Signal and noise have no relation at all to grain in the context of silver halide films. The only noise is fog: unexposed grains that develop anyway. Everything else is "signal". The size and shape of the resulting grain is dependent on the type of halides, the shape of the grain, and the required speed when formulating the emulsion.
Your developer will not change the actual grain size. That is built into the emulsion when it is produced. No developer, solvent or not, is going to break up the grain into smaller pieces. But size and shape do have to do with the developer and how that either encourages or discourages the growth of filamentary silver. This is quite dependent on the pH at which the developing agent is active, and the type of developing agent. It's not actually clear in later research that there is even a strong relationship between solvency and grain shape or size. There were suggestions for a long time that physical development played a big role and solvency was required to further that. But later research and developer formulations show that even this is not well understood, despite earlier works touting it as fact.
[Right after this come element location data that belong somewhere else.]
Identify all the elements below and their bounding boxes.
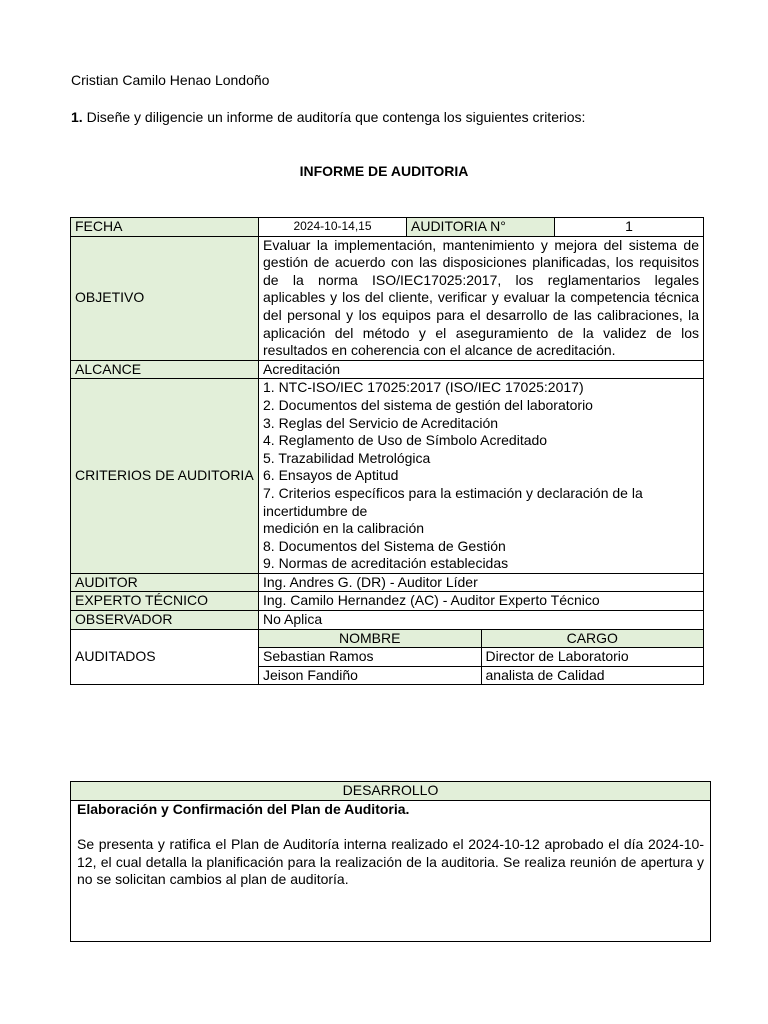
criterio-item: 6. Ensayos de Aptitud bbox=[263, 467, 399, 484]
auditor-label: AUDITOR bbox=[71, 573, 259, 592]
objetivo-text: Evaluar la implementación, mantenimiento y mejora del sistema de gestión de acuerdo con las disposiciones planificadas, los requisitos de la norma ISO/IEC17025:2017, los reglamentarios legales aplicables y los del cliente, verificar y evaluar la competencia técnica del personal y los equipos para el desarrollo de las calibraciones, la aplicación del método y el aseguramiento de la validez de los resultados en coherencia con el alcance de acreditación. bbox=[259, 236, 704, 360]
criterio-item: 9. Normas de acreditación establecidas bbox=[263, 555, 509, 572]
criterios-list bbox=[259, 379, 704, 574]
table-row bbox=[259, 630, 703, 648]
table-row bbox=[259, 648, 703, 667]
criterio-item: 5. Trazabilidad Metrológica bbox=[263, 449, 431, 466]
table-row bbox=[71, 592, 704, 611]
auditados-header-nombre: NOMBRE bbox=[259, 630, 481, 648]
alcance-value: Acreditación bbox=[259, 360, 704, 379]
auditados-table bbox=[259, 630, 703, 685]
experto-tecnico-label: EXPERTO TÉCNICO bbox=[71, 592, 259, 611]
observador-value: No Aplica bbox=[259, 611, 704, 630]
auditados-header-cargo: CARGO bbox=[481, 630, 703, 648]
experto-tecnico-value: Ing. Camilo Hernandez (AC) - Auditor Experto Técnico bbox=[259, 592, 704, 611]
criterio-item: medición en la calibración bbox=[263, 520, 425, 537]
fecha-label: FECHA bbox=[71, 218, 259, 237]
criterio-item: 2. Documentos del sistema de gestión del laboratorio bbox=[263, 396, 593, 413]
auditados-cell bbox=[259, 629, 704, 685]
criterio-item: 1. NTC-ISO/IEC 17025:2017 (ISO/IEC 17025:2017) bbox=[263, 379, 584, 396]
report-title: INFORME DE AUDITORIA bbox=[299, 163, 469, 179]
auditor-value: Ing. Andres G. (DR) - Auditor Líder bbox=[259, 573, 704, 592]
fecha-value: 2024-10-14,15 bbox=[259, 218, 407, 237]
auditado-cargo: Director de Laboratorio bbox=[481, 648, 703, 667]
table-row bbox=[71, 782, 711, 801]
criterio-item: 7. Criterios específicos para la estimación y declaración de la incertidumbre de bbox=[263, 484, 643, 519]
criterio-item: 4. Reglamento de Uso de Símbolo Acreditado bbox=[263, 432, 548, 449]
question-statement bbox=[71, 109, 585, 125]
table-row bbox=[71, 379, 704, 574]
auditados-label: AUDITADOS bbox=[71, 629, 259, 685]
question-number: 1. bbox=[71, 109, 83, 125]
author-name: Cristian Camilo Henao Londoño bbox=[71, 72, 270, 88]
table-row bbox=[71, 218, 704, 237]
auditoria-number-label: AUDITORIA N° bbox=[407, 218, 555, 237]
table-row bbox=[71, 629, 704, 685]
auditoria-number-value: 1 bbox=[555, 218, 704, 237]
desarrollo-text: Se presenta y ratifica el Plan de Auditoría interna realizado el 2024-10-12 aprobado el día 2024-10-12, el cual detalla la planificación para la realización de la auditoria. Se realiza reunión de apertura y no se solicitan cambios al plan de auditoría. bbox=[77, 836, 704, 888]
criterio-item: 3. Reglas del Servicio de Acreditación bbox=[263, 414, 499, 431]
desarrollo-body bbox=[71, 800, 711, 941]
objetivo-label: OBJETIVO bbox=[71, 236, 259, 360]
table-row bbox=[259, 666, 703, 684]
desarrollo-header: DESARROLLO bbox=[71, 782, 711, 801]
table-row bbox=[71, 800, 711, 941]
auditado-nombre: Jeison Fandiño bbox=[259, 666, 481, 684]
audit-info-table bbox=[70, 217, 704, 685]
auditado-cargo: analista de Calidad bbox=[481, 666, 703, 684]
table-row bbox=[71, 360, 704, 379]
alcance-label: ALCANCE bbox=[71, 360, 259, 379]
auditado-nombre: Sebastian Ramos bbox=[259, 648, 481, 667]
desarrollo-subtitle: Elaboración y Confirmación del Plan de Auditoria. bbox=[77, 800, 410, 817]
table-row bbox=[71, 611, 704, 630]
desarrollo-table bbox=[70, 781, 711, 942]
observador-label: OBSERVADOR bbox=[71, 611, 259, 630]
criterios-label: CRITERIOS DE AUDITORIA bbox=[71, 379, 259, 574]
criterio-item: 8. Documentos del Sistema de Gestión bbox=[263, 537, 506, 554]
table-row bbox=[71, 573, 704, 592]
table-row bbox=[71, 236, 704, 360]
question-text: Diseñe y diligencie un informe de auditoría que contenga los siguientes criterios: bbox=[82, 109, 586, 125]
What is clear that p-aminophenol developers have a certain set of characteristics that people either like or don't. Tweaks to concentration, pH, and buffering have an effect on the output, hence the differences between Rodinal and R09. But it's all within a narrow range of results. p-aminophenol is only usefully active in a certain pH range (like all agents, though these ranges differ widely) and only stores well in a certain concentration and thus at a certain pH. Those two facts limit the potential results to a narrow spectrum. Hence the similarity of all of these developers.